Rome-based photographer Raffaele Petralla traveled to these remote communities twice in the past 15 months. He wanted to explore what happens when the Space Age collides with the constellation of outposts, many of them impoverished, that lie beneath the flight paths. What he found is a finders-keepers space-junk economy in which locals scavenge and recycle rocket rubbish that the government would rather not fetch anyway. A projectile’s outer sheeting might become a snow sled or boat.
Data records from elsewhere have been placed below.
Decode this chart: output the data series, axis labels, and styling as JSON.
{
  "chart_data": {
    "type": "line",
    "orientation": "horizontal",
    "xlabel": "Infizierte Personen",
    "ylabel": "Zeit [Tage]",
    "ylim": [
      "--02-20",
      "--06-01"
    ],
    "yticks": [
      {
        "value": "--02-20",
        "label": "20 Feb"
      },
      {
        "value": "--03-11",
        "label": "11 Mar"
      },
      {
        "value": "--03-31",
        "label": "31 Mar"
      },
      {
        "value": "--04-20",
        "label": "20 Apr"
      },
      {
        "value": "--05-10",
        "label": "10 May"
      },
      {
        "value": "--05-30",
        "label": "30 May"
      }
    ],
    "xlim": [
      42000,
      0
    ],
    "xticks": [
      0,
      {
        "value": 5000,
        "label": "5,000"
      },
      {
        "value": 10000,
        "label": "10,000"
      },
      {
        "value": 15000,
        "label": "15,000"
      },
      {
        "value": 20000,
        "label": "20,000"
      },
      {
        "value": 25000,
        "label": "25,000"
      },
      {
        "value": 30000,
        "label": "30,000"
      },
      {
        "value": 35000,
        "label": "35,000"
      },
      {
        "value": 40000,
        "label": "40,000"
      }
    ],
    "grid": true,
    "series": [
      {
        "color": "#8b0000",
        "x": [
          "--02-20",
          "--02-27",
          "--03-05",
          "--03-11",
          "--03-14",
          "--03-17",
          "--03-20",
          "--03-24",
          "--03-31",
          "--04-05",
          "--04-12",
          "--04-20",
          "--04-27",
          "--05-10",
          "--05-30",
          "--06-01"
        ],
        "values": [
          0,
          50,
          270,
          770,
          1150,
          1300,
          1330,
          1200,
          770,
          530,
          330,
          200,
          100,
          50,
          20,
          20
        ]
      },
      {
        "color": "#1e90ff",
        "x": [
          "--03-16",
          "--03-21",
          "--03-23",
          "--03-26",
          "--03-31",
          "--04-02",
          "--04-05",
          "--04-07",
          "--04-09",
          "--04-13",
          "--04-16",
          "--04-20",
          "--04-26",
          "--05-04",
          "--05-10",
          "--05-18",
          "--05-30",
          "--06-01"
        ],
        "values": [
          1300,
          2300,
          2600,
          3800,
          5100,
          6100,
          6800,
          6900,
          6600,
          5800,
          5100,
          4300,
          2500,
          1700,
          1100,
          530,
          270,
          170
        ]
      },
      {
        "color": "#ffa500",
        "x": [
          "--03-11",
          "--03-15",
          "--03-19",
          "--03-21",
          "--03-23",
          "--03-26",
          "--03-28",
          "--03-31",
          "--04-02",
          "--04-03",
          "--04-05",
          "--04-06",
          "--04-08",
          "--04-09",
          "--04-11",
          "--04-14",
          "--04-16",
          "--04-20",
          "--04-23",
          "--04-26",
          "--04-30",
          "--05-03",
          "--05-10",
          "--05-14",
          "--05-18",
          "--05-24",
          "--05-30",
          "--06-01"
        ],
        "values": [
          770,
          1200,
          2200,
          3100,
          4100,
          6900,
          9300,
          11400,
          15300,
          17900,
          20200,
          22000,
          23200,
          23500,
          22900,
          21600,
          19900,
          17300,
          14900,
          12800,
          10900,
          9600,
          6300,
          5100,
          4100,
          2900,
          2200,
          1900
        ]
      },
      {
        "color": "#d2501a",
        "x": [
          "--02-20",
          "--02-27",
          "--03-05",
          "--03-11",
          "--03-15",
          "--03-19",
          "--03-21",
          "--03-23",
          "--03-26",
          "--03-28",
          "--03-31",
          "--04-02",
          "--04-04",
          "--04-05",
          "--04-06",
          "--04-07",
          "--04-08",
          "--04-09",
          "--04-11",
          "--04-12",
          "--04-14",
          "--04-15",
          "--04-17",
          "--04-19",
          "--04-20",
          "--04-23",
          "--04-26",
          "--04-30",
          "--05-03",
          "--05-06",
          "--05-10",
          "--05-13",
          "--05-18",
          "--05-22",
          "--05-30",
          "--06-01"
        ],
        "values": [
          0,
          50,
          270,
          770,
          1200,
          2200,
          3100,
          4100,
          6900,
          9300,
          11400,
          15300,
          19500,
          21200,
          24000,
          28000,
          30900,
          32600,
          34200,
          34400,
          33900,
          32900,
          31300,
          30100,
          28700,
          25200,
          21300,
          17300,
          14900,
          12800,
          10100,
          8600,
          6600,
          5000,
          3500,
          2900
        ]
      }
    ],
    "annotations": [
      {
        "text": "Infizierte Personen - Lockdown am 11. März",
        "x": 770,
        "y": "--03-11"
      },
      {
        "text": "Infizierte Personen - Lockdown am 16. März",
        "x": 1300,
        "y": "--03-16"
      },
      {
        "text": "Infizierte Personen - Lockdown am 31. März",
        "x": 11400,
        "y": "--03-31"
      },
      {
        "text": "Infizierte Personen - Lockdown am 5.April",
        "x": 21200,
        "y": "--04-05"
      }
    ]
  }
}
And like a scene out of Star Wars, other parts might be sold to passing traders, who harvest the gold and titanium inside for sale in the nearby city of Archangelsk.
To take the photographs, Petralla had to sneak in and out of a restricted security zone around the town of Mezen (population 3,500), so designed because it sits on Russia’s northern border. (Petralla agreed not to use last names because villagers allowed him to stay in their homes as an unauthorized visitor.) Winter is the easiest time to reach the surrounding villages, some of which have only a handful of residents, because the frozen rivers can be used as roads. The weather is helpful, too, for a populace that subsists on fishing and hunting; it makes the otherwise muddy tundra drivable—ideal conditions whether the quarry is game or rocket debris.
Petralla first learned of the unusually littered landscape from a Russian anthropologist friend who happened upon the area during an unrelated trip to a Stalin-era gulag. “He saw the inhabitants recovering rockets. Rockets were in people’s gardens,” Petralla says. “He was telling it like it was funny—one of those strange things that Russians treat as normal. But it was something I’d never heard of, and I was curious.”